Mas se a suspeita é uma ex-funcionária da universidade, por que os professores estão sendo cobrados?
A Fapesp entende que era de responsabilidade dos professores (que também atuam como pesquisadores) monitorar o uso dos recursos uma vez que as verbas foram, do ponto de vista legal, concedidas pessoalmente a eles.
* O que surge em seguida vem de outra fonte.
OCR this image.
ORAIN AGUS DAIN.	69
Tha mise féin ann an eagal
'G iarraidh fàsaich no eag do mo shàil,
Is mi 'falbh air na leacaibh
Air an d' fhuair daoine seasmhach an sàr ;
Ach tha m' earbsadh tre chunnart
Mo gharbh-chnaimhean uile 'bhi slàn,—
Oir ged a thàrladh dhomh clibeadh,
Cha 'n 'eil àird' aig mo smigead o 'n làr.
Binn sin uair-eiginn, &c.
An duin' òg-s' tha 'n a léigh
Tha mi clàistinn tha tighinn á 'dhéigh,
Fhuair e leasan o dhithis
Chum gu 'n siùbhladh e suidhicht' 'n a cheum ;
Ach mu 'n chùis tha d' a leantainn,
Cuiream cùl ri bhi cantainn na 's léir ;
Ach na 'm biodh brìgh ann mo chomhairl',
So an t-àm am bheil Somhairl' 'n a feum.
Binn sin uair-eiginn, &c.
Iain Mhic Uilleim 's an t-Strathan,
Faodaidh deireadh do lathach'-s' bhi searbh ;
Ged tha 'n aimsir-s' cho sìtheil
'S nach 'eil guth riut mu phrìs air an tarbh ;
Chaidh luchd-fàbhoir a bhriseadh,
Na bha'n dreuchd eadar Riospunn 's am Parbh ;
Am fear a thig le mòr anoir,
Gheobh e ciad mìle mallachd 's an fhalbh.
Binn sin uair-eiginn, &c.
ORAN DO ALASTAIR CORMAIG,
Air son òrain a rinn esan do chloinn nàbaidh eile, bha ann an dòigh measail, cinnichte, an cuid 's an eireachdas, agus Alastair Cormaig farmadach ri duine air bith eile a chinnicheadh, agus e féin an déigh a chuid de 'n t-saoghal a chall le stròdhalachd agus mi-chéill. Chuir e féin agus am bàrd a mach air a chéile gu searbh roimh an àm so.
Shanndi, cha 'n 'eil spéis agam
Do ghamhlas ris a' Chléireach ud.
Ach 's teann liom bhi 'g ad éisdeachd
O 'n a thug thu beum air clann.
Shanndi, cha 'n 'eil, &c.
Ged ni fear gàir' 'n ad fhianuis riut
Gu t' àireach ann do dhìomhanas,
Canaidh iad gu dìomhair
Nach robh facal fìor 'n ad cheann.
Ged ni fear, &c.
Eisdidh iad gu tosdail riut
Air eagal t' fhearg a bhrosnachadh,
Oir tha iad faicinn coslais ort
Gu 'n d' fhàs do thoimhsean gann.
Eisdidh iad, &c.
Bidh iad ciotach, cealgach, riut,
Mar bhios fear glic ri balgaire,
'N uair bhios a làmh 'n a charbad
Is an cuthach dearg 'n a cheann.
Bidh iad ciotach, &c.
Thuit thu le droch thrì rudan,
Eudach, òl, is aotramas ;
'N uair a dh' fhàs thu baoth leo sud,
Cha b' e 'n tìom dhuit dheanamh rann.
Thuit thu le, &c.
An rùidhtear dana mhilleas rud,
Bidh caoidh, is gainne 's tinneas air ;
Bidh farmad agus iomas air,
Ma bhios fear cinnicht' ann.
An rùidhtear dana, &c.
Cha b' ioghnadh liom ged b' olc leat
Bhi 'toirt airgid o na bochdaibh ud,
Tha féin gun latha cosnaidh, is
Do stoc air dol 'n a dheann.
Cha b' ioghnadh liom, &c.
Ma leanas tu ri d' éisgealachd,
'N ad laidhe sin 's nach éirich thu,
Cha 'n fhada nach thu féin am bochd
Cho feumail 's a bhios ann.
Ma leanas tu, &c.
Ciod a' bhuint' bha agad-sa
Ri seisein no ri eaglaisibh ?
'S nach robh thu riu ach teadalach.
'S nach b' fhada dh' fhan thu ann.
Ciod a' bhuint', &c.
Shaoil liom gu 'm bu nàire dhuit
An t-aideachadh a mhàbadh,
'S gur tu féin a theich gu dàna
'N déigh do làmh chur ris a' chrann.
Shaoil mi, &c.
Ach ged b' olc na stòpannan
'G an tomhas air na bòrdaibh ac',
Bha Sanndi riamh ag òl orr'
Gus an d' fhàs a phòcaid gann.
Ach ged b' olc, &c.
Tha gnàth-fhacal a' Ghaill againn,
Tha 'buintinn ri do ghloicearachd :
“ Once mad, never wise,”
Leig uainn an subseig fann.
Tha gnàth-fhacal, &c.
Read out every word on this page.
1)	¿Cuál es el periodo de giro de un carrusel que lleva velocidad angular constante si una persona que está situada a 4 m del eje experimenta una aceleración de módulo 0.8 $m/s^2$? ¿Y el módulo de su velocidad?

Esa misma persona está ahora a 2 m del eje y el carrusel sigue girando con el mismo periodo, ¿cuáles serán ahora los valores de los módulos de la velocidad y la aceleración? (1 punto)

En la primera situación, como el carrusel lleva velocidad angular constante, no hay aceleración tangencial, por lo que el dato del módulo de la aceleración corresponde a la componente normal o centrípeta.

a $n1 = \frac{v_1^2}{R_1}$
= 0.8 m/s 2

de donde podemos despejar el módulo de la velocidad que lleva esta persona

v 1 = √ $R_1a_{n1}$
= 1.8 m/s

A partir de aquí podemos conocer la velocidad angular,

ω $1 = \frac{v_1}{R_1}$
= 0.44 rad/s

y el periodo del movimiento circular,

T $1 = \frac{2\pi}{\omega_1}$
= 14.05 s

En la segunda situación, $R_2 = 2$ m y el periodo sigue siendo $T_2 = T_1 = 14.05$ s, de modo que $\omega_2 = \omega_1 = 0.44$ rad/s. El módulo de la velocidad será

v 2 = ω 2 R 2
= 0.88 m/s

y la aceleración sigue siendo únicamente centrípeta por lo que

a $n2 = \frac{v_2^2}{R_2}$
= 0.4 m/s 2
Por isso, está cobrando deles o ressarcimento aos cofres públicos.
“Qualquer pagamento/transferência de valores oriundos desta Fundação apenas poderia ter sido realizado mediante senha do cartão BB Pesquisa, o que sugere que, no mínimo, teria havido negligência por parte dos pesquisadores quanto à obrigação de guarda desse código secreto”, disse a Fundação ao MP-SP.
Decisões da Justiça
Diante da cobrança de restituição dos valores, os professores do IB ingressaram com ações na Justiça alegando que a responsabilidade pelo reembolso é da Unicamp, uma vez que foi a universidade que colocou Ligiane dentro do instituto para operacionalizar a contratação de serviços e compras para as pesquisas.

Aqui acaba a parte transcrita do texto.